Gempa M 7,4 Maluku Barat Daya, BNPB: 12 Rumah Rusak, Belum Ada Laporan Korban Jiwa

·Bacaan 1 menit
Ilustrasi Gempa (Arfandi Ibrahim/Liputan6.com)

Liputan6.com, Jakarta - Sebanyak 12 rumah rusak setelah diguncang gempa bumi bermagnitudo 7,4 di Kabupaten Maluku Barat Daya (MBD), Provinsi Maluku. Rinciannya, dua rumah masuk kategori rusak ringan, terletak di Kecamatan Pulau-Pulau Terselatan.

Sementara 10 rumah lain belum bisa dipastikan tingkat kerusakannya. Dari 10 rumah rusak ini, delapan unit berada di Kecamatan Damer dan dua di Letti.

“Sejauh ini belum ada laporan korban jiwa maupun warga mengungsi pascagempa,” kata Plt Kepala Pusat Data, Informasi dan Komunikasi Kebencanaan Badan Nasional Penanggulangan Bencana (BNPB), Abdul Muhari melalui keterangan tertulis, Kamis (30/12/2021).

Gempa bumi dengan magnitudo 7,4 mengguncang Maluku Barat Daya, pada Kamis (30/12), pukul 03.25 waktu setempat. Pusat gempa berada pada 45 km barat laut Maluku Barat Daya dengan kedalaman 210 km.

Masyarakat setempat merasakan guncangan kuat.

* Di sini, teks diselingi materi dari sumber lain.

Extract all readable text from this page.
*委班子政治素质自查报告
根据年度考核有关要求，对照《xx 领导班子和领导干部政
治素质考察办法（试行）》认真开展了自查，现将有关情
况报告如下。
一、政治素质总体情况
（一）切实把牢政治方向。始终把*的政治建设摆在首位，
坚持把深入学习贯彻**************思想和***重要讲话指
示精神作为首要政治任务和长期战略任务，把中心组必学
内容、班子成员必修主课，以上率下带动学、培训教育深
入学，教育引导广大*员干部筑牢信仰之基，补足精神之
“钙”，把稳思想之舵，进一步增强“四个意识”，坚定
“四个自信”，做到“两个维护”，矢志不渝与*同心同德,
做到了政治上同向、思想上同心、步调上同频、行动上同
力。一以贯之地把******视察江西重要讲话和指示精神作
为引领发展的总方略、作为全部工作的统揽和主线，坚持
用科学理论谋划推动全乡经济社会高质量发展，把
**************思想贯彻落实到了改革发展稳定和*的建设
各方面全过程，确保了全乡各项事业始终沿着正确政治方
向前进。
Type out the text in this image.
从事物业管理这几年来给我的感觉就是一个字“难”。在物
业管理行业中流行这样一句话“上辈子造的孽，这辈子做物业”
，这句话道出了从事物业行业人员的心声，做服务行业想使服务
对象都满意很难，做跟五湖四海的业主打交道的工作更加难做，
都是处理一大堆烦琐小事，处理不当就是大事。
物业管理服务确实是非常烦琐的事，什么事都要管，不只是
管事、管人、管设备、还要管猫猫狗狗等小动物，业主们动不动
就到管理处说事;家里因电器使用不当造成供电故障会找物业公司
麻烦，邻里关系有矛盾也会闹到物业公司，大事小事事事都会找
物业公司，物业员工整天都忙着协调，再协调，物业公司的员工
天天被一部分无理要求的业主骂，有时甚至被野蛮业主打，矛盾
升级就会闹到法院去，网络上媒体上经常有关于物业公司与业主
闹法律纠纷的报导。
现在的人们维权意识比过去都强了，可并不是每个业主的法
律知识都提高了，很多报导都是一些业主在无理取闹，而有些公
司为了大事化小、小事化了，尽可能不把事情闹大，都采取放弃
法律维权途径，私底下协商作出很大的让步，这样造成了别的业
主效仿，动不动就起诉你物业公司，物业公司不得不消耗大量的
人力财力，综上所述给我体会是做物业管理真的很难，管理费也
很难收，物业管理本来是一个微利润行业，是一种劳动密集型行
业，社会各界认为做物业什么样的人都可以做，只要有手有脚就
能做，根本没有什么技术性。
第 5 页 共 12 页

Pascagempa magnitudo 7,4, gempa susulan dengan magnitudo di atas 5,0 terjadi pada 03.32 WIB atau 05.32 waktu setempat.

BMKG juga mencatat gempa M 5,1 yang berpusat pada 36 km barat laut Maluku Barat Daya dengan kedalaman 170 km.

** #IngatPesanIbu

Pakai Masker, Cuci Tangan Pakai Sabun, Jaga Jarak dan Hindari Kerumunan.

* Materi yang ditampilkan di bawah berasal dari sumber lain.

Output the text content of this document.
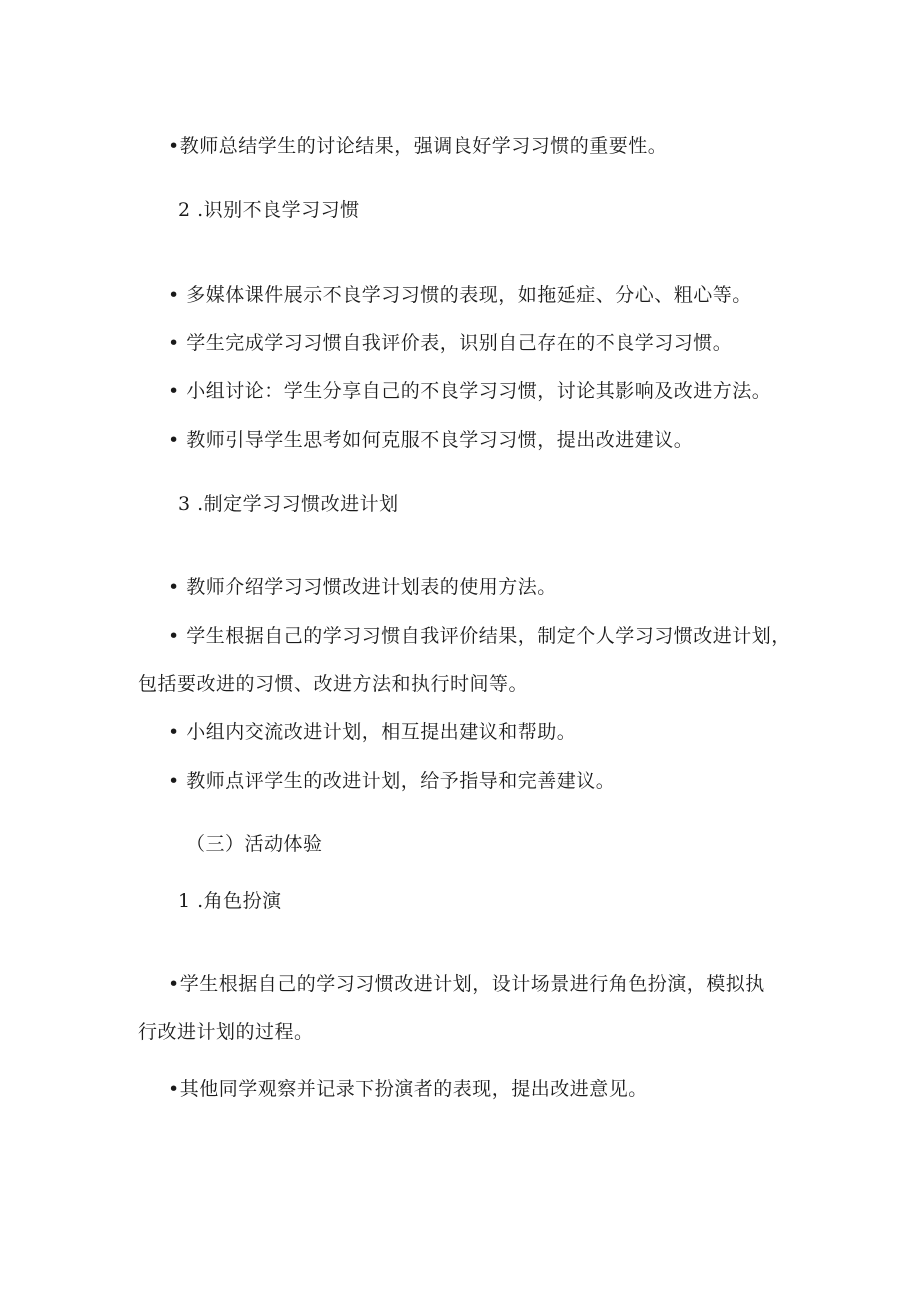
•教师总结学生的讨论结果，强调良好学习习惯的重要性。
2 .识别不良学习习惯
• 多媒体课件展示不良学习习惯的表现，如拖延症、分心、粗心等。
• 学生完成学习习惯自我评价表，识别自己存在的不良学习习惯。
• 小组讨论：学生分享自己的不良学习习惯，讨论其影响及改进方法。
• 教师引导学生思考如何克服不良学习习惯，提出改进建议。
3 .制定学习习惯改进计划
• 教师介绍学习习惯改进计划表的使用方法。
• 学生根据自己的学习习惯自我评价结果，制定个人学习习惯改进计划，
包括要改进的习惯、改进方法和执行时间等。
• 小组内交流改进计划，相互提出建议和帮助。
• 教师点评学生的改进计划，给予指导和完善建议。
（三）活动体验
1 .角色扮演
•学生根据自己的学习习惯改进计划，设计场景进行角色扮演，模拟执
行改进计划的过程。
•其他同学观察并记录下扮演者的表现，提出改进意见。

Selalu Jaga Kesehatan, Jangan Sampai Tertular dan Jaga Keluarga Kita.

#sudahdivaksintetap3m #vaksinmelindungikitasemua

Wilayah Rawan Gempa

Berdasarkan analisis inaRISK, Kabupaten Maluku Barat Daya merupakan wilayah yang berada pada potensi bahaya gempa bumi dengan kategori sedang hingga tinggi. Sebanyak 17 kecamatan berada di kawasan kepulauan yang teridentifikasi pada potensi bahaya tersebut.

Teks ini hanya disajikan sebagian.